Bonus filed a petition in November in the 12th Judicial District Court for the Parish of Avoyelles State of Louisiana for a protective order for Simmons' family, Brouillette, Holmes, Prater and other witnesses for the post-conviction motion.

In Brouillette's affidavit she also noted that Karen Sanders "admitted" to her via Facebook messenger that Laborde "raped her."

"Eventually the truth will come out. It just took a long time to come out," Simmons said.

When CNN reached out to Laborde for comment on the case, he used profanity, racial slurs and threatened Simmons, his legal team and his family if Simmons gets released from prison.

"If that God damn n***a gets out for what he did to us, I'm not going after him. I'm going after the ones trying to get him out and the kids and grandkids. Because this is bulls*t," Laborde told CNN over the phone on October 20.

"This s*t happened. It's real. It happened. And I'm not dealing with this no more I'm not looking over my shoulder anymore ... I had enough of this s*t," Laborde said.

Simmons' family's fight for his freedom

Hattie James was in middle school when her brother was facing attempted aggravated rape charges. She did not attend any of the pre-trial hearings or the main trial, but their mother Alzica James did along with some of the older siblings.

But once James got older, she joined the fight to exonerate Simmons by making copies of the court transcripts and mailed them "to any and everybody" outside of Avoyelles Parish for help, she said.

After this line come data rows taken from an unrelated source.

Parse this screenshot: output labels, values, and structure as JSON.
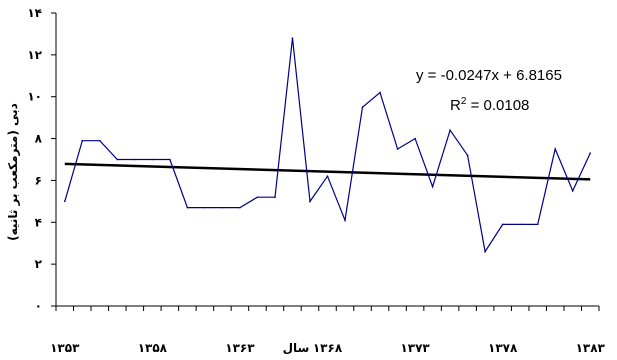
{
  "chart_data": {
    "type": "line",
    "title": "",
    "xlabel": "سال",
    "ylabel": "دبی (مترمکعب بر ثانیه)",
    "ylim": [
      0,
      14
    ],
    "xlim": [
      1352.5,
      1383.5
    ],
    "y_ticks": [
      0,
      2,
      4,
      6,
      8,
      10,
      12,
      14
    ],
    "y_tick_labels": [
      "۰",
      "۲",
      "۴",
      "۶",
      "۸",
      "۱۰",
      "۱۲",
      "۱۴"
    ],
    "x_ticks": [
      1353,
      1358,
      1363,
      1368,
      1373,
      1378,
      1383
    ],
    "x_tick_labels": [
      "۱۳۵۳",
      "۱۳۵۸",
      "۱۳۶۳",
      "۱۳۶۸",
      "۱۳۷۳",
      "۱۳۷۸",
      "۱۳۸۳"
    ],
    "grid": false,
    "x": [
      1353,
      1354,
      1355,
      1356,
      1357,
      1358,
      1359,
      1360,
      1361,
      1362,
      1363,
      1364,
      1365,
      1366,
      1367,
      1368,
      1369,
      1370,
      1371,
      1372,
      1373,
      1374,
      1375,
      1376,
      1377,
      1378,
      1379,
      1380,
      1381,
      1382,
      1383
    ],
    "series": [
      {
        "values": [
          5.0,
          7.9,
          7.9,
          7.0,
          7.0,
          7.0,
          7.0,
          4.7,
          4.7,
          4.7,
          4.7,
          5.2,
          5.2,
          12.8,
          5.0,
          6.2,
          4.1,
          9.5,
          10.2,
          7.5,
          8.0,
          5.7,
          8.4,
          7.2,
          2.6,
          3.9,
          3.9,
          3.9,
          7.5,
          5.5,
          7.3
        ],
        "color": "#00008b"
      },
      {
        "type": "trendline",
        "values_at_ends": [
          6.79,
          6.05
        ],
        "color": "#000000"
      }
    ],
    "annotations": [
      {
        "equation": "y = -0.0247x + 6.8165"
      },
      {
        "r_squared_prefix": "R",
        "r_squared_sup": "2",
        "r_squared_value": " = 0.0108"
      }
    ]
  }
}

"I always felt like the story didn't add up," James said. "I always knew he did not commit the crime. We knew he didn't do it."

Over the years, Simmons and James mourned the deaths of two brothers, a sister, their mother and father. Simmons was denied release to go to all their funerals, he and James said.

"She (our mother) died without being able to see Vincent free," James said.

Each time a motion was filed, James said, her family got their hopes up and were tragically disappointed when they were denied.

James and Simmons said that with the damning testimony from Brouillette coupled with all the existing information from the previous motions, they are more optimistic.

"There is no evidence today, or presented at trial 44 years ago, that links Vincent Simmons with the alleged crime or alleged victims," Bonus said. "These three young people at the time, to avoid embarrassment over their antics, and with the complicity of the police, prosecutors and judge, placed an innocent man in prison for 44 years, where he remains today."

The prosecutors' case consisted of only the Sanders sisters, Laborde and a police officer.

"Justin (Bonus) is doing everything and anything to figure out the truth. He believes in Vincent just like we do," James said.

Aside from back problems and numbness in his feet, Simmons said he is looking forward to getting a second chance at life where he can do "something successful."

In the meantime, he exercises, reads and talks to the younger inmates.

Correction: An earlier version of this story listed the wrong charge that Vincent Simmons initially faced. He was convicted of attempted aggravated rape after earlier charges were downgraded or dropped.